High-temperature superconducting coated conductors (CCs) are considered an enabling ultra-high field (UHF) tape-conductor technology due to their extremely high engineering current densities at very high magnetic fields and low temperatures, and high mechanical strength. A major challenge is however related to induction of problematically large superconducting screening currents (as an effect of the large width-to-thickness ratio) when the wide tape conductors are exposed to strong transverse magnetic fields above 20 T, which is the case in many UHF magnet systems. Subdividing the superconducting layer into narrow parallel decoupled filaments has been shown to effectively reduce superconducting screening currents by a factor comparable to the number of filaments.
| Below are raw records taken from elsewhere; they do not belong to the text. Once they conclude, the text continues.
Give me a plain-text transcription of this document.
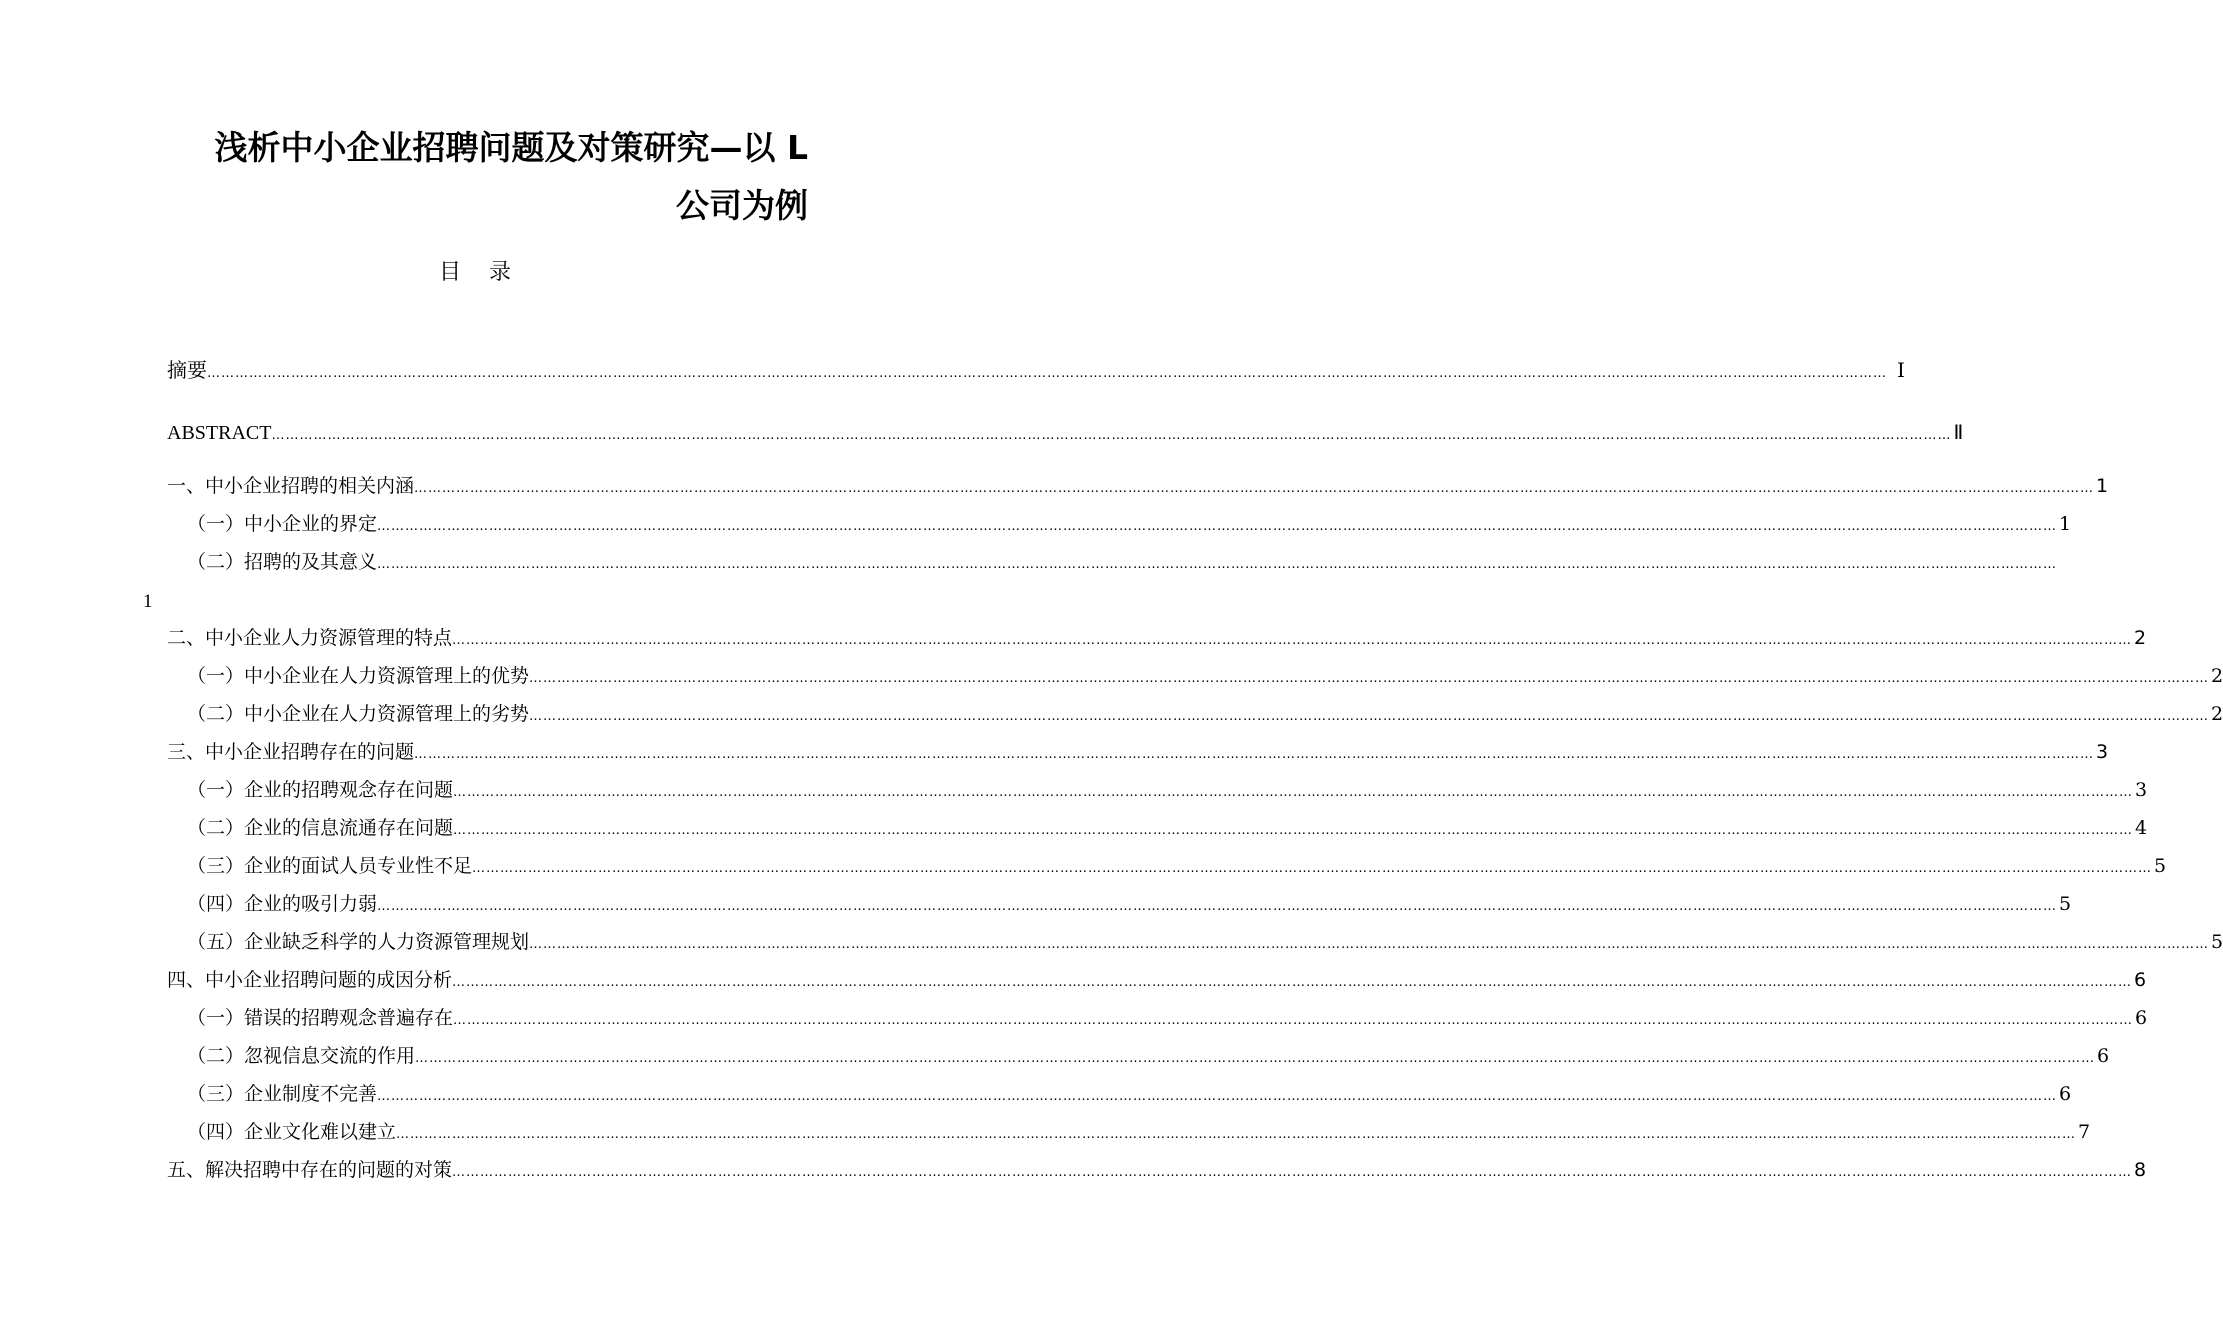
浅析中小企业招聘问题及对策研究—以 L
公司为例
目 录
摘要 ……………………………………………………………………………………………………………………………………………………………………………………………………………………………………………………………………………………………………………………………… Ⅰ
ABSTRACT ……………………………………………………………………………………………………………………………………………………………………………………………………………………………………………………………………………………………………………………………… Ⅱ
一、中小企业招聘的相关内涵 ……………………………………………………………………………………………………………………………………………………………………………………………………………………………………………………………………………………………………………………………… 1
（一）中小企业的界定 ……………………………………………………………………………………………………………………………………………………………………………………………………………………………………………………………………………………………………………………………… 1
（二）招聘的及其意义 ………………………………………………………………………………………………………………………………………………………………………………………………………………………………………………………………………………………………………………………………
1
二、中小企业人力资源管理的特点 ……………………………………………………………………………………………………………………………………………………………………………………………………………………………………………………………………………………………………………………………… 2
（一）中小企业在人力资源管理上的优势 ……………………………………………………………………………………………………………………………………………………………………………………………………………………………………………………………………………………………………………………………… 2
（二）中小企业在人力资源管理上的劣势 ……………………………………………………………………………………………………………………………………………………………………………………………………………………………………………………………………………………………………………………………… 2
三、中小企业招聘存在的问题 ……………………………………………………………………………………………………………………………………………………………………………………………………………………………………………………………………………………………………………………………… 3
（一）企业的招聘观念存在问题 ……………………………………………………………………………………………………………………………………………………………………………………………………………………………………………………………………………………………………………………………… 3
（二）企业的信息流通存在问题 ……………………………………………………………………………………………………………………………………………………………………………………………………………………………………………………………………………………………………………………………… 4
（三）企业的面试人员专业性不足 ……………………………………………………………………………………………………………………………………………………………………………………………………………………………………………………………………………………………………………………………… 5
（四）企业的吸引力弱 ……………………………………………………………………………………………………………………………………………………………………………………………………………………………………………………………………………………………………………………………… 5
（五）企业缺乏科学的人力资源管理规划 ……………………………………………………………………………………………………………………………………………………………………………………………………………………………………………………………………………………………………………………………… 5
四、中小企业招聘问题的成因分析 ……………………………………………………………………………………………………………………………………………………………………………………………………………………………………………………………………………………………………………………………… 6
（一）错误的招聘观念普遍存在 ……………………………………………………………………………………………………………………………………………………………………………………………………………………………………………………………………………………………………………………………… 6
（二）忽视信息交流的作用 ……………………………………………………………………………………………………………………………………………………………………………………………………………………………………………………………………………………………………………………………… 6
（三）企业制度不完善 ……………………………………………………………………………………………………………………………………………………………………………………………………………………………………………………………………………………………………………………………… 6
（四）企业文化难以建立 ……………………………………………………………………………………………………………………………………………………………………………………………………………………………………………………………………………………………………………………………… 7
五、解决招聘中存在的问题的对策 ……………………………………………………………………………………………………………………………………………………………………………………………………………………………………………………………………………………………………………………………… 8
The filamentization is however not effective until the induced coupling currents flowing across the filaments have decayed. The effectiveness of the multifilamentary structure in suppressing coupling currents and reducing the decay time constants is directly linked to potential current paths between filaments. Very recent experimental and numerical studies have examined both the challenge of magnet precision, caused by screening-current-induced fields, and the fatal consequences of local uneven tape stresses exceeding the irreversible limits for commercial CCs. These studies have conclusively revealed that screening currents must not be ignored in the mechanical design and other studies have introduced multifilamentary CCs as a viable solution. This paper aims to review the efforts made in developing and investigating multifilamentary CCs for ultra-high field applications focusing on the screening-current-related mechanisms, critical system-level effects, effectiveness of filamentization in UHFs, fabrication and large-scale analysis of multifilamentary CCs, in addition to providing cost estimates of previously studied filamentized CC fabrication techniques.

高温超导涂层导体 (CC) 被认为是一种实现超高场 (UHF) 带状导体技术，因为它们在非常高的磁场和低温下具有极高的工程电流密度以及高机械强度。然而，当宽带状导体暴露于 20 T 以上的强横向磁场时，一个主要的挑战是与有问题的大超导屏蔽电流的感应有关（作为大宽厚比的影响），这在许多情况下都是如此。超高频磁铁系统。已证明将超导层细分为狭窄的平行去耦细丝可以有效降低超导屏蔽电流，其系数与细丝数量相当。然而，在流过灯丝的感应耦合电流衰减之前，灯丝化是无效的。复丝结构在抑制耦合电流和减少衰减时间常数方面的有效性与灯丝之间的潜在电流路径直接相关。最近的实验和数值研究已经检验了由屏蔽电流感应场引起的磁体精度挑战，以及局部不均匀胶带应力超过商业 CC 不可逆极限的致命后果。这些研究最终表明，在机械设计中绝不能忽略屏蔽电流，其他研究已经引入多丝 CC 作为可行的解决方案。